Почему? А потому, что овцы — в тулупах…
…По воспоминаниям Витте, во время его доклада о положении в стране царь подошел к окну и, глядя на Неву, сказал: «Вот бы взять всех этих революционеров да утопить в заливе». Попытка реализовать это пожелание привела к войне царя с собственным народом, в которой он, успевший настроить против себя верхушку империи, не имел шансов.
Кто бы объяснил государю, что воюет он не с мятежниками, а с самим русским народом, доведенным безысходным существованием до предела? Может, и пытался кто — да докладов этих монарх не слушал, а их авторы, вернувшись домой, получали приказ об увольнении. Императора всячески поддерживала супруга, а подпевал многочисленный хор холуев, в том числе и из церковной среды. И царь верил — ведь они возглашали вещи, которые он и сам знал.

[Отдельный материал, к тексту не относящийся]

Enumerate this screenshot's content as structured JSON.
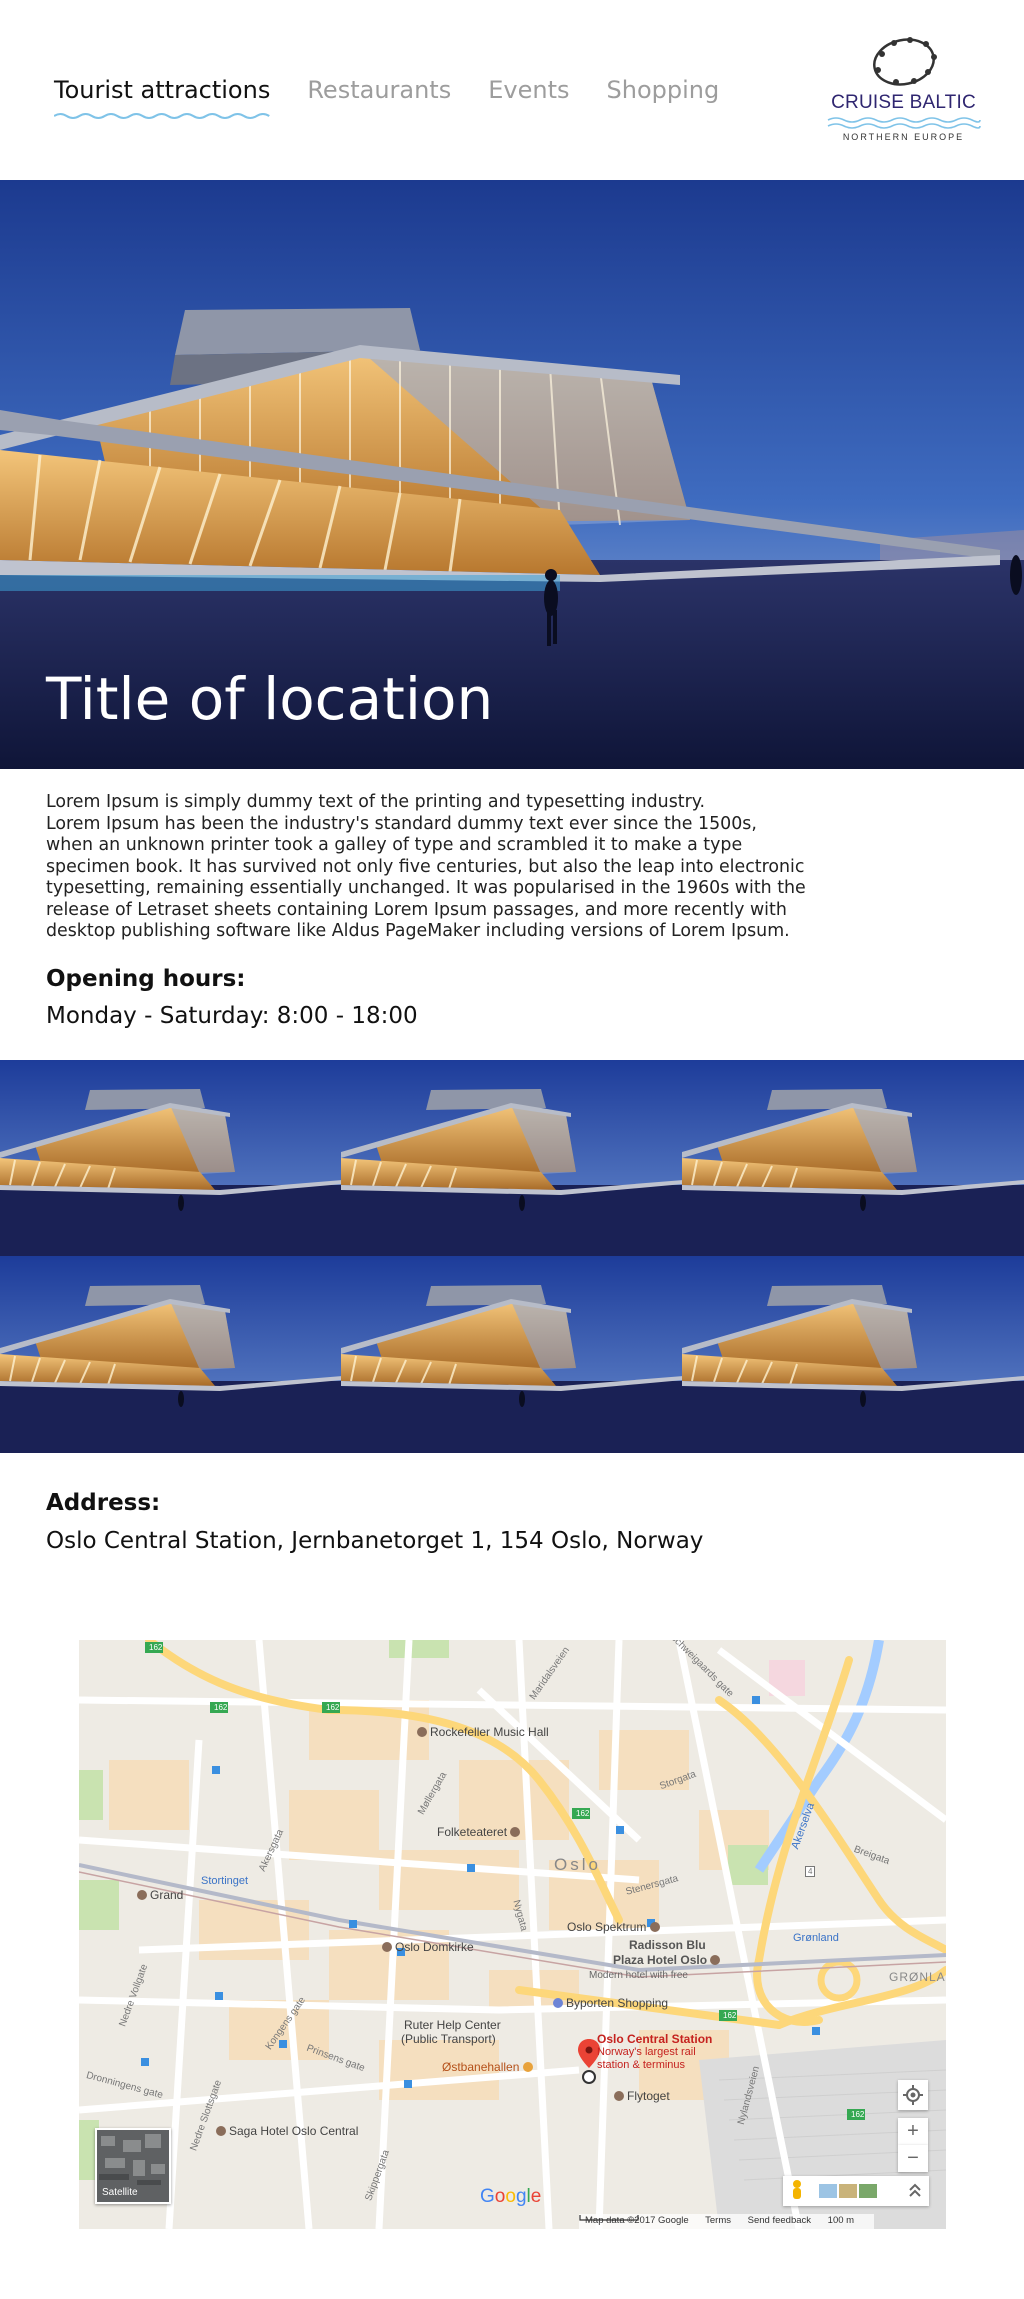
{
  "nav": {
    "items": [
      "Tourist attractions",
      "Restaurants",
      "Events",
      "Shopping"
    ],
    "active_index": 0
  },
  "logo": {
    "name": "CRUISE BALTIC",
    "subtitle": "NORTHERN EUROPE"
  },
  "hero": {
    "title": "Title of location"
  },
  "description": "Lorem Ipsum is simply dummy text of the printing and typesetting industry.\nLorem Ipsum has been the industry's standard dummy text ever since the 1500s,\n when an unknown printer took a galley of type and scrambled it to make a type\n specimen book. It has survived not only five centuries, but also the leap into electronic\ntypesetting, remaining essentially unchanged. It was popularised in the 1960s with the\nrelease of Letraset sheets containing Lorem Ipsum passages, and more recently with\ndesktop publishing software like Aldus PageMaker including versions of Lorem Ipsum.",
  "opening_hours": {
    "label": "Opening hours:",
    "value": "Monday - Saturday: 8:00 - 18:00"
  },
  "gallery": {
    "count": 6
  },
  "address": {
    "label": "Address:",
    "value": "Oslo Central Station, Jernbanetorget 1, 154 Oslo, Norway"
  },
  "map": {
    "city_label": "Oslo",
    "marker": {
      "title": "Oslo Central Station",
      "desc_line1": "Norway's largest rail",
      "desc_line2": "station & terminus"
    },
    "places": {
      "rockefeller": "Rockefeller Music Hall",
      "folketeateret": "Folketeateret",
      "grand": "Grand",
      "stortinget": "Stortinget",
      "domkirke": "Oslo Domkirke",
      "spektrum": "Oslo Spektrum",
      "radisson1": "Radisson Blu",
      "radisson2": "Plaza Hotel Oslo",
      "modern_hotel": "Modern hotel with free",
      "byporten": "Byporten Shopping",
      "ruter1": "Ruter Help Center",
      "ruter2": "(Public Transport)",
      "ostbanehallen": "Østbanehallen",
      "flytoget": "Flytoget",
      "saga": "Saga Hotel Oslo Central",
      "gronland": "Grønland",
      "gronland_caps": "GRØNLA",
      "akerselva": "Akerselva"
    },
    "roads": {
      "maridals": "Maridalsveien",
      "mollergata": "Møllergata",
      "storgata": "Storgata",
      "akersgata": "Akersgata",
      "nygata": "Nygata",
      "stenersgata": "Stenersgata",
      "kongens": "Kongens gate",
      "prinsens": "Prinsens gate",
      "nedre_vollgate": "Nedre Vollgate",
      "nedre_slottsgate": "Nedre Slottsgate",
      "skippergata": "Skippergata",
      "nylandsveien": "Nylandsveien",
      "breigata": "Breigata",
      "schweigaards": "Schweigaards gate",
      "dronningens": "Dronningens gate",
      "route162": "162",
      "route4": "4"
    },
    "satellite_label": "Satellite",
    "google_letters": [
      "G",
      "o",
      "o",
      "g",
      "l",
      "e"
    ],
    "google_colors": [
      "#4285f4",
      "#ea4335",
      "#fbbc05",
      "#4285f4",
      "#34a853",
      "#ea4335"
    ],
    "footer": {
      "data": "Map data ©2017 Google",
      "terms": "Terms",
      "feedback": "Send feedback",
      "scale": "100 m"
    },
    "zoom_in": "+",
    "zoom_out": "−"
  },
  "colors": {
    "nav_active": "#111111",
    "nav_inactive": "#9d9d9d",
    "wave": "#7fc3e8",
    "logo": "#2f2670",
    "sky_top": "#1c3a8f",
    "sky_bottom": "#5d86c9"
  }
}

Нет, у русской революции были и объективные причины, в том числе неустранимые, но в том, с какой силой грохнуло, заслуга «хозяина земли русской» велика и неоспорима.
А вот теперь можно и о делах церковных поговорить…
Милые особенности российской религиозности
Пуще террориста злого
Государь боится слова
«Десакрализация».
Вспомним еще раз цитату из «Материалов о канонизации»:
«Последний Император России относился к Православной Церкви с сыновней заботой. За время его царствования число приходских церквей в России увеличилось более чем на 10 тысяч, открыто было более 250 новых монастырей. Император сам участвовал в закладке и освящении новых храмов, жертвовал на их созидание личные средства. Государь часто посещал святые места, глубоко и искренне почитал святых угодников. В последнее царствование канонизовано было больше святых, чем за два столетия правления его предшественников, от Петра I до Александра III».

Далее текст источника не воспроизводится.